C’est donc en recourant à sa formation la plus solennelle (Ass. pl., 5 nov. 2024, n° 23-16670) que la juridiction suprême censure, pour la seconde fois, au visa de l’article L. 227-9 du code de commerce mais en y ajoutant cette fois-ci les articles 1844 et 1844-10 du code civil, pour violation de la loi au terme d’un syllogisme relativement basique.

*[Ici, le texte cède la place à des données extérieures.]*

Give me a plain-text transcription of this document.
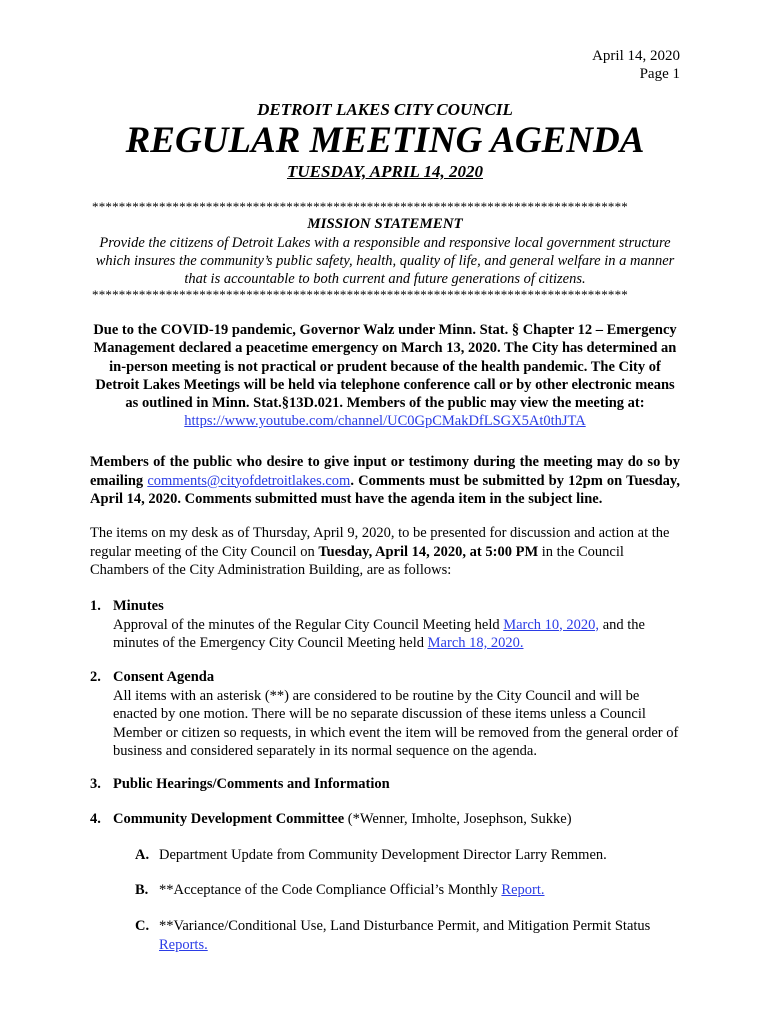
April 14, 2020
Page 1
DETROIT LAKES CITY COUNCIL
REGULAR MEETING AGENDA
TUESDAY, APRIL 14, 2020
********************************************************************************
MISSION STATEMENT
Provide the citizens of Detroit Lakes with a responsible and responsive local government structure which insures the community’s public safety, health, quality of life, and general welfare in a manner that is accountable to both current and future generations of citizens.
********************************************************************************
Due to the COVID-19 pandemic, Governor Walz under Minn. Stat. § Chapter 12 – Emergency Management declared a peacetime emergency on March 13, 2020. The City has determined an in-person meeting is not practical or prudent because of the health pandemic. The City of Detroit Lakes Meetings will be held via telephone conference call or by other electronic means as outlined in Minn. Stat.§13D.021. Members of the public may view the meeting at: https://www.youtube.com/channel/UC0GpCMakDfLSGX5At0thJTA
Members of the public who desire to give input or testimony during the meeting may do so by emailing comments@cityofdetroitlakes.com. Comments must be submitted by 12pm on Tuesday, April 14, 2020. Comments submitted must have the agenda item in the subject line.
The items on my desk as of Thursday, April 9, 2020, to be presented for discussion and action at the regular meeting of the City Council on Tuesday, April 14, 2020, at 5:00 PM in the Council Chambers of the City Administration Building, are as follows:
1. Minutes
Approval of the minutes of the Regular City Council Meeting held March 10, 2020, and the minutes of the Emergency City Council Meeting held March 18, 2020.
2. Consent Agenda
All items with an asterisk (**) are considered to be routine by the City Council and will be enacted by one motion. There will be no separate discussion of these items unless a Council Member or citizen so requests, in which event the item will be removed from the general order of business and considered separately in its normal sequence on the agenda.
3. Public Hearings/Comments and Information
4. Community Development Committee (*Wenner, Imholte, Josephson, Sukke)
A. Department Update from Community Development Director Larry Remmen.
B. **Acceptance of the Code Compliance Official’s Monthly Report.
C. **Variance/Conditional Use, Land Disturbance Permit, and Mitigation Permit Status Reports.
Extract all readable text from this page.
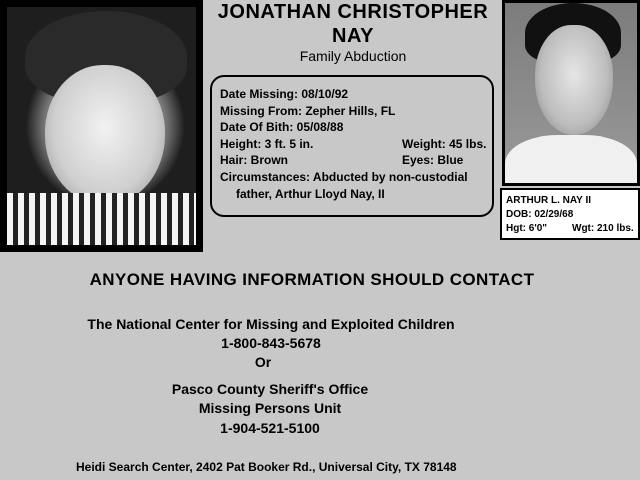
JONATHAN CHRISTOPHER
NAY
Family Abduction
Date Missing: 08/10/92
Missing From: Zepher Hills, FL
Date Of Bith: 05/08/88
Height: 3 ft. 5 in.	Weight: 45 lbs.
Hair: Brown	Eyes: Blue
Circumstances: Abducted by non-custodial
father, Arthur Lloyd Nay, II	ARTHUR L. NAY II
DOB: 02/29/68
Hgt: 6'0" Wgt: 210 lbs.
ANYONE HAVING INFORMATION SHOULD CONTACT
The National Center for Missing and Exploited Children
1-800-843-5678
Or
Pasco County Sheriff's Office
Missing Persons Unit
1-904-521-5100
Heidi Search Center, 2402 Pat Booker Rd., Universal City, TX 78148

L’article 1844 précité dispose que « tout associé a le droit de participer aux décisions collectives », l’article 1844-10 que « toute clause statutaire contraire à une disposition impérative du titre IX du livre III du code civil, dont la violation n’est pas sanctionnée par la nullité de la société, est réputée non écrite » et, enfin, l’article L. 227-9 que « […] les attributions dévolues aux assemblées générales extraordinaires et ordinaires des sociétés anonymes […] sont, dans les conditions prévues par les statuts, exercées collectivement par les associés », pour en déduire qu’une décision collective d’associés « ne peut être tenue pour adoptée que si elle rassemble en sa faveur le plus grand nombre de voix ».

Tout autre règle, soulignent les Hauts magistrats, conduirait à « considérer que la collectivité des associés peut adopter, lors d’un même scrutin, deux décisions contraires », précisant, en tant que de besoin, que la liberté contractuelle qui régit la société par actions simplifiée ne peut « s’exercer que dans le respect de la règle [du plus grand nombre de voix » et l’article 17 des statuts de la société La Vierge doit dès lors être réputé non écrit. C’est donc, à tort, que, par deux fois, la cour d’appel de Paris a pu retenir que « la loi ne prohibe pas une procédure d’adoption qui n’applique pas une règle de majorité ».

La délibération du 22 octobre 2015 de l’assemblée générale extraordinaire de la société La Vierge est annulée et, pour le surplus, le dossier est renvoyé devant la cour d’appel de Versailles.